Michael- I'm a novice at woodworking and beekeeping- bad combo when trying to build TBH! I have a question about how your entrance works with the cover on. Can you give a really precise explanation for someone (me) who has no intuitive feel for woodworking or design? Also, how do your bees clean how the hive with the opening in the top? Thanks!


----------



## Michael Bush (Aug 2, 2002)

> Michael- I'm a novice at woodworking and beekeeping- bad combo when trying to build TBH! I have a question about how your entrance works with the cover on.

The problem is that it's too simple for anyone to grasp. If your top bar hive has the bars resting on (and not inset in) to the dies and your cover is just a flat cover, you don't need to worry about an entrance. The leftover space if you put the bars tight to the back will make your entrance. If it's less than 1/4" then leave out the first bar. You'll have the gap at the front as the entrance. Now if you got fancy, which I don't recommend with a top bar hive, and make a telescopic cover, then you'll have to slide it all the way forward to have a top entrance and if there isn't at least 1/4" gap at the front with it all the way to the front, then it may not work at all.

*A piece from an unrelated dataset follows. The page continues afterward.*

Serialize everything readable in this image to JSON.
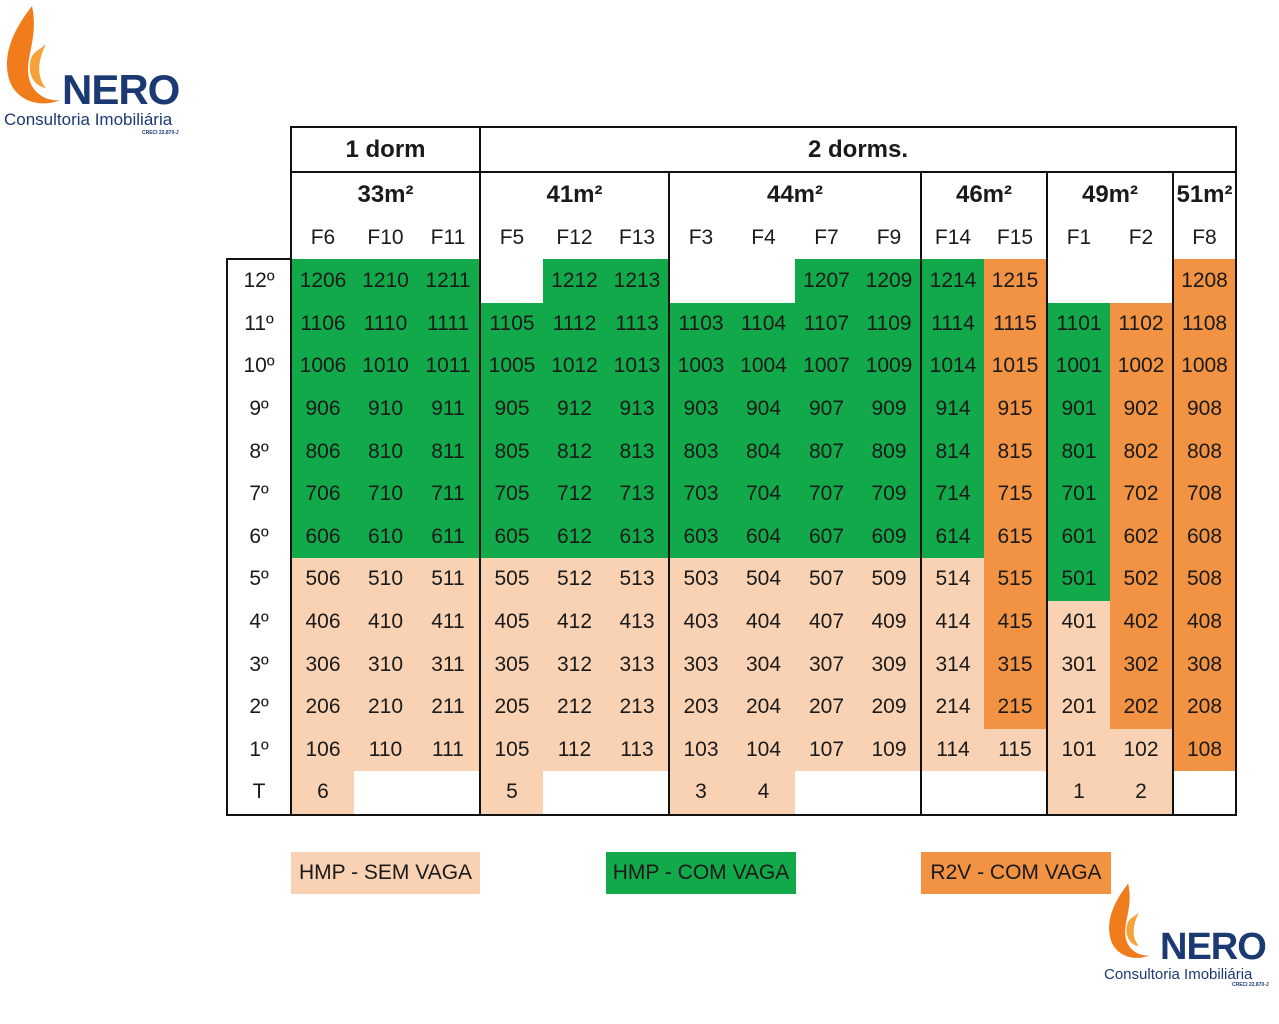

> Can you give a really precise explanation for someone (me) who has no intuitive feel for woodworking or design?

I keep trying. I tried to get better pictures of it on my site, but my camera upload isn't working and I don't know why.

> Also, how do your bees clean how the hive with the opening in the top?

http://www.bushfarms.com/beestopentrance.htm#dead


----------



## Ansley (Jan 19, 2009)

Thanks. I think I've got it now. :doh:


----------